I found a Nerf dart the other day.
This doesn’t sound particularly notable but it is because, you see, no more Nerf guns lurk in the house. Not a single one. No. 3, now a full-on, legit teenager, decided it was time. Time to get rid of them and clear out space — on the custom storage rack he and his dad built in his closet specifically for the toys — instead for his shoe collection, which now takes up all the room in his closet and his heart.
But boy once upon a time that kid loved Nerf stuff.
“Oh Mom, you have to see how cool this Nerf gun is,” was a frequent comment as No. 3 online window-shopped.
For years, his Christmas lists were full of them. He asked for the Nerf Zombie Strike ZED Squad Longshot CS-12 Blaster, a bargain at $34.99, which boasted a long-range targeting scope to better zap zombies (or a poor mom caught in the crossfire of a Nerf war). He really wanted, but held out little hope for, the no-longer made Nerf Vulcan, which was only, like, the greatest, most amazeballs Nerf EVER and worked like a machine gun. True story: The vintage toy cost more than $300 when you could find it on collector’s sites. How can something made of colored plastic and foam cost more than a Kia Soul? Anyway, one Christmas, that is what this kid so desperately wanted and his dad, ever the frugal one up for a challenge, set out to find all the parts and recreated this impressive piece of machinery. In the end, he probably shelled out $300, which included a four-hour round-trip drive to get one of the pieces, purchased on eBay — local pickup only. That is love. Or stubbornness. Sometimes they’re hard to tease apart.
More than once, I was working away at my desk in the middle of the house when a Nerf war would break out around me. More than once, a forgotten piece of Nerf ammo jacked up the vacuum. More than once, I plucked foam out of the littlest dog’s mouth.
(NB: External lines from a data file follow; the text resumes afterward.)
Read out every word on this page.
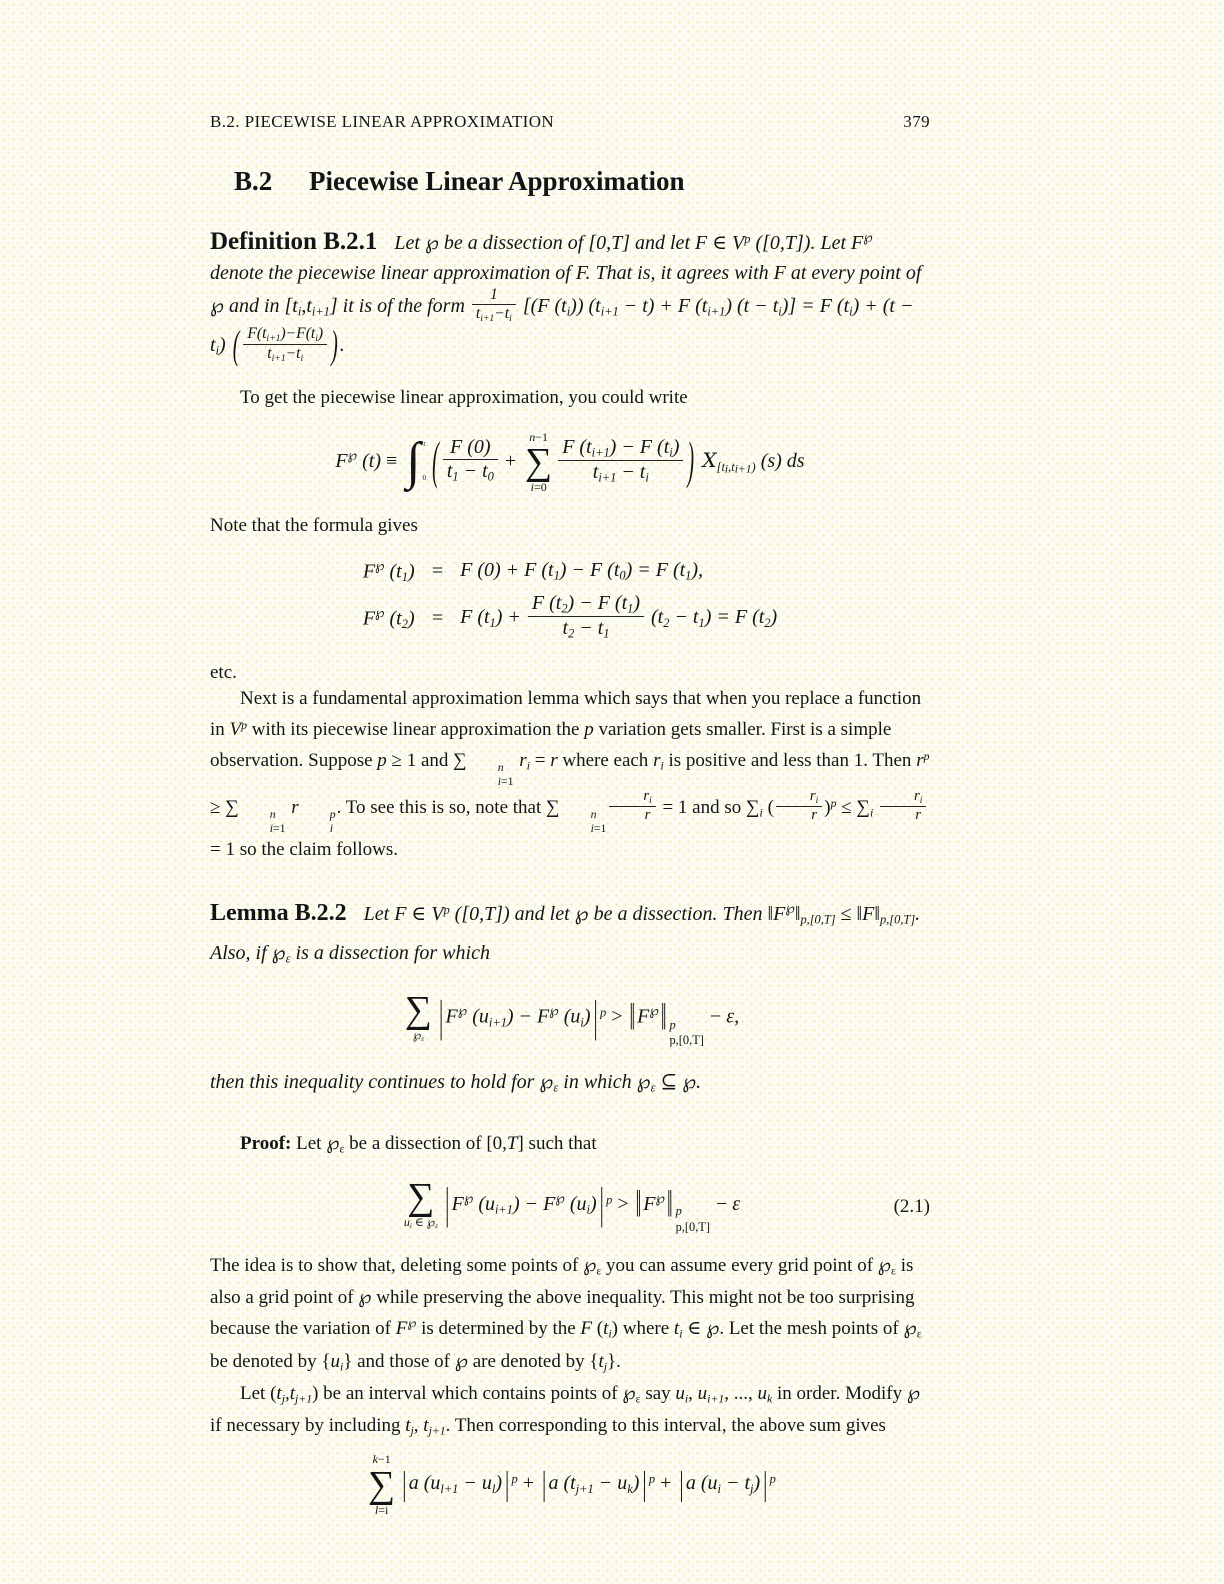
B.2. PIECEWISE LINEAR APPROXIMATION	379
B.2 Piecewise Linear Approximation

Definition B.2.1 Let ℘ be a dissection of [0,T] and let F ∈ $V^p$ ([0,T]). Let F℘ denote the piecewise linear approximation of F. That is, it agrees with F at every point of ℘ and in [ti,ti+1] it is of the form $\frac{1}{ti+1-ti} [(F$ (ti)) (ti+1 − t) + F (ti+1) (t − ti)] = F (ti) + (t − ti) ( $\frac{F(ti+1)-F(ti)}{ti+1-ti}$ ) .

To get the piecewise linear approximation, you could write

F℘ (t) ≡ ∫ t
0 ( $\frac{F (0)}{t1 - t0}$ +
n−1
∑
i=0
$\frac{F (ti+1) - F (ti)}{ti+1 - ti}$ ) $X[t_i,t_{i+1})$ (s) ds

Note that the formula gives

F℘ (t1) = F (0) + F (t1) − F (t0) = F (t1),
F℘ (t2) = F $(t1) + \frac{F (t2) - F (t1)}{t2 - t1} (t2 - t1) = F$ (t2)

etc.

Next is a fundamental approximation lemma which says that when you replace a function in $V^p$ with its piecewise linear approximation the p variation gets smaller. First is a simple observation. Suppose p ≥ 1 and ∑	n
i=1
ri = r where each ri is positive and less than 1. Then $r^p$ ≥ ∑	n
i=1
r	p
i
. To see this is so, note that ∑	n
i=1
$\frac{ri}{r} = 1$ and so ∑i ( $\frac{ri}{r} )^p \le \sum i \frac{ri}{r}$
= 1 so the claim follows.

Lemma B.2.2 Let F ∈ $V^p$ ([0,T]) and let ℘ be a dissection. Then ‖F℘‖p,[0,T] ≤ ‖F‖p,[0,T]. Also, if ℘ε is a dissection for which

∑
℘ε | F℘ (ui+1) − F℘ (ui) | $^p$ > ‖ F℘ ‖ p
p,[0,T]
− ε,

then this inequality continues to hold for ℘ε in which ℘ε ⊆ ℘.

Proof: Let ℘ε be a dissection of [0,T] such that

∑
ui ∈ ℘ε | F℘ (ui+1) − F℘ (ui) | $^p$ > ‖ F℘ ‖ p
p,[0,T]
− ε	(2.1)

The idea is to show that, deleting some points of ℘ε you can assume every grid point of ℘ε is also a grid point of ℘ while preserving the above inequality. This might not be too surprising because the variation of F℘ is determined by the F (ti) where ti ∈ ℘. Let the mesh points of ℘ε be denoted by {ui} and those of ℘ are denoted by {tj}.

Let (tj,tj+1) be an interval which contains points of ℘ε say ui, ui+1, ..., uk in order. Modify ℘ if necessary by including tj, tj+1. Then corresponding to this interval, the above sum gives

k−1
∑
l=i
| a (ul+1 − ul) | $^p$ + | a (tj+1 − uk) | $^p$ + | a (ui − tj) | $^p$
The darts make for very good chewing, and I would guess the hard plastic piece on the end would also make an excellent bowel obstruction that would cost a pretty penny for a vet to surgically remove. Amazingly, thankfully, we never found out for sure.
I’d find darts in the couch cushions, behind the washing machine, in the car, they were everywhere. It drove me insane. So weird how I could spot them immediately, but No. 3 seemed to develop Nerf dart blindness to all the blue and orange pieces littering the floor.
Now Nerf is no more. No. 3 has moved on. Moved on from them like he did the Bakugans and Hexbugs and like his sisters abandoned My Little Pony and Pokemon.
The other day, I was pulling out one of my shoe boxes when what happened to be stuck behind it? Something very familiar — a cylindrical blue dart topped with an orange tip. I leaned over to pick it up. I rolled the dart over in my hand, marveling at its unmarred foamness, no bite marks anywhere, as I walked over to the trash can. I popped the lid open, then closed it and instead moseyed over to my desk, dropping the dart in the top drawer. For safe keeping.